Application Security Activities
Application security is sometimes conflated with or overly simplified to specific things, such as managing dependencies, pen-testing, or training developers. It includes those things, yes, but it’s a broader set of activities all centered around what it takes to build and operate resilient software. My personal opinions here are colored by my time spent in Cigital, which did nothing but application security, helping its customers across a range of industries build more secure software.
There are several maturity frameworks that discuss the range of activities in more detail and how they scale from initiation to mature capability, including BSIMM and the OWASP OpenSAMM. These models highlight the importance of looking at software from different angles and engaging in different layers of a technology stack.
Threat modeling can find things that penetration testing never will. Static analysis can find things that threat modeling never will. Software composition analysis can find things that security-focused linting never will. This holistic manner of application security activities helps find and manage a more expansive set of risks. More importantly, it reinforces a culture of building and operating secure software.
Solution Space
One of the challenging but simultaneously exciting things in the application security space is the emerging vendor solutions. Alongside this rise in vendor options, there’s a shift from catering to the security team member to building tools that cater to the developer experience while aiming to produce a security outcome. Exciting examples here include Hashicorp and R2C’s Semgrep.
One of the reasons developer experience is so critical in this area is that software is so frequently directly associated with a value center in an organization. Tools that break builds, excessively slow down developer velocity, or break functionality in production environments are quickly stripped out by development teams.
This very real dynamic highlights the imperative for security teams to maintain that enabler focus — the need to be constantly mindful of the fact that security is not the primary mission or goal of the organization or a given team. If security teams can help developers do their jobs more effectively, they will have a much higher likelihood of succeeding. This needs to be front and center for every single tool selection and evaluation happening in this area.
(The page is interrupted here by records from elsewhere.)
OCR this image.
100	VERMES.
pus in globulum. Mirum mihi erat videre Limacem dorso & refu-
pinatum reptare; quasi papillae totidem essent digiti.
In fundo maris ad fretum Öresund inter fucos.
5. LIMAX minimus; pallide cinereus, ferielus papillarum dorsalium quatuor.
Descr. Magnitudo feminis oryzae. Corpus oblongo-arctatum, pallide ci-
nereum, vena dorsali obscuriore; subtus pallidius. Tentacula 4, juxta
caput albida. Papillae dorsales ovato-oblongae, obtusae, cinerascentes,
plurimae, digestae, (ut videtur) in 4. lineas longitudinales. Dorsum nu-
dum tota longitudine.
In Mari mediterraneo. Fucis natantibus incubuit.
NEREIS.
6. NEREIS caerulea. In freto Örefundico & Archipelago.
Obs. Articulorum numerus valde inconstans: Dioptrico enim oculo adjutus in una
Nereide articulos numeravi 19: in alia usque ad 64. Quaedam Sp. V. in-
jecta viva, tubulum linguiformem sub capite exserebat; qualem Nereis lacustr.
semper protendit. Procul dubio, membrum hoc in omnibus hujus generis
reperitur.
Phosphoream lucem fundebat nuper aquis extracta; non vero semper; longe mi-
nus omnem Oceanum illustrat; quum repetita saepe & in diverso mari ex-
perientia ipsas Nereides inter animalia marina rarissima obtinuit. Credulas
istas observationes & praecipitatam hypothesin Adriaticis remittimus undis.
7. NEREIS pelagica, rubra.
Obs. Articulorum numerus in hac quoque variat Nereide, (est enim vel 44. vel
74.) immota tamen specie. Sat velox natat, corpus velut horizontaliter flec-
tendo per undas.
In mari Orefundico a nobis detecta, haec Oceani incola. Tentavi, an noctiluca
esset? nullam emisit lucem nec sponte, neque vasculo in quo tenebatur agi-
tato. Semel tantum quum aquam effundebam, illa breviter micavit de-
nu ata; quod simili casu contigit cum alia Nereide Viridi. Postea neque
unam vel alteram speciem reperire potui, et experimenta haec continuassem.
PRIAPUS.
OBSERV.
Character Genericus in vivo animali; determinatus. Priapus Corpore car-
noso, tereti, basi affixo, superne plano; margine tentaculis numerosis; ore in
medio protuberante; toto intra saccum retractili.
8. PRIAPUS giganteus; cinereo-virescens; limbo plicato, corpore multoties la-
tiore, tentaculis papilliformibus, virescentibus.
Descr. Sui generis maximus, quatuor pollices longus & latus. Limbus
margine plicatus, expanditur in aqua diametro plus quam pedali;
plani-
My advice to other security professionals often includes trying to engage developers to be parts of pilots or part of an evaluation team, and aim to create ownership in the decision.
Concluding Thoughts
Application security is not going away anytime soon. If anything, it’s only going to grow in relevance as software eats the world. Security leaders need to be mindful of the range of activities relating to building secure software. There are multiple points at which security can be woven into a development lifecycle.
There are also considerations around the amount of friction manageable within the developer flow. Too much will kill productivity and cause frustration. Done well, though, application security programs can be powerful enabling functions that simultaneously reduce the risk of running insecure software.